Here's an example that will compute the sum of the squares of the first 1000 numbers:

require 'stormy-cloud'

StormyCloud.new("square_summation", "10.6.2.213") do |c|

  c.split { (1..1000).to_a }

  c.map do |t|
    sleep 2   # do some work
    t ** 2
  end

  c.reduce do |t, r|
    @sum ||= 0
    @sum += r
  end

  c.finally do
    puts @sum
  end

end

You must specify the three blocks, split, map and reduce. The finally block is optional, and will be called when the job is completed.

The split function must return an array of smaller sub-tasks which can be completed in parallel.

The map function must take one of these sub-tasks as input and return the result of the computation.

The reduce block is called once for each task and its result.

split, reduce and finally will be run on a central server, but map will be run on worker nodes.

The values returned by split, reduce and finally should be serializable to JSON.

Configuration

Some configuration variables can be set inside the block, as shown below:

StormyCloud.new("square_summation", "10.6.2.213") do |c|
  c.config :wait, 20
  c.config :port, 9861
  c.config :debug, true

  [...]
end

Currently, the only supported configuration variables are:

wait: Amount of time to wait for a result from the node before returning a task to the node.
port: When using the TCP transport, this is the TCP port used on the server.
debug: When this is set to true, the entire task will be run on a single machine sequentially.

Emit API

By default the reduce function is passed a key-value pair (t, r) where t is the original task and r is the value returned the the map function when it is called with the task t. In some cases, we require that the map function emit an arbitrary number of key-value pairs to be reduced. For that purpose it is possible to call emit inside the map function any number of times to emit arbitrary key-value pairs to be reduced.

For example:

c.map do |task|
  emit "key1", "value1"
  emit "key2", "value2"
end

If your map function calls the emit function then the default key-value pair of (task, return_value) will not be emitted.

Running a Job

Running a job is as simple as copying a file onto the nodes and running a command.
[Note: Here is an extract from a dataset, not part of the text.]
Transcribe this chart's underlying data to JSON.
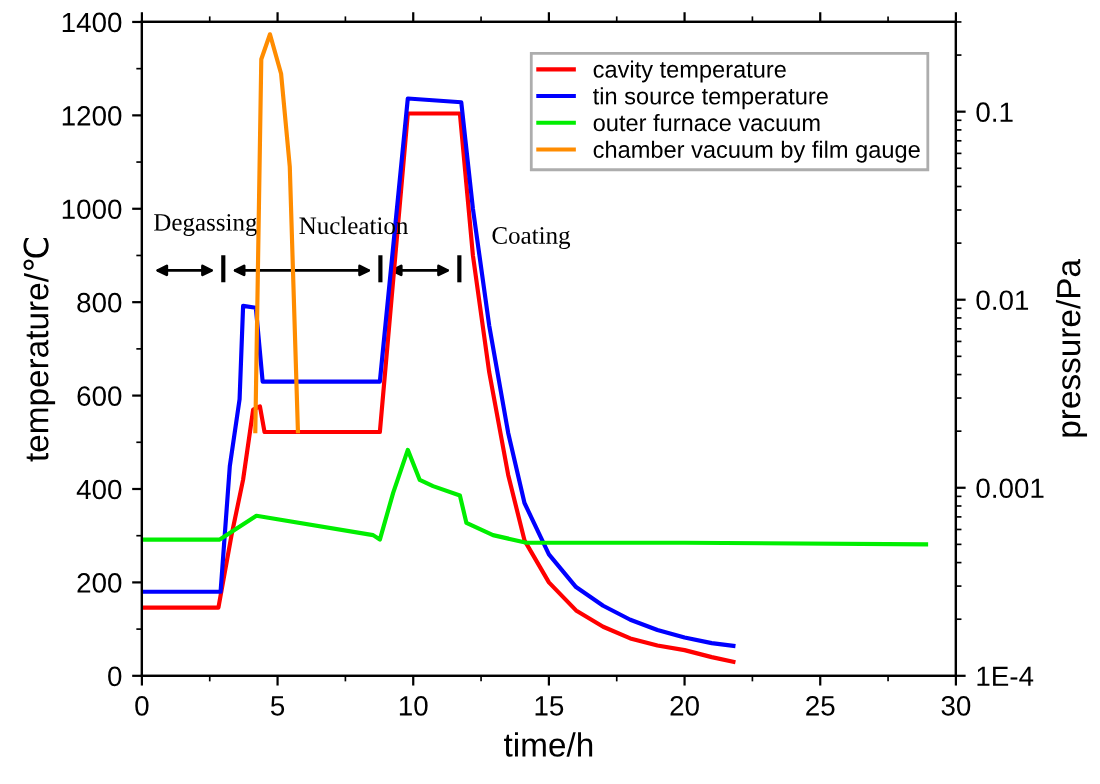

First, make sure that the machine that will act as the central server and the ones which will be nodes all have Ruby installed along with the gem. Also make sure the script contains the correct IP address of the actual server.

Start the server by running:

$ ruby job.rb server

Then log in to each of the nodes and run the following commands:

$ ruby job.rb node

When the server is run, a HTTP server will be spawned on that machine on port 4567, which can be used to track the progress of the job. It will show the connected nodes, currently assigned tasks the estimated time to completion.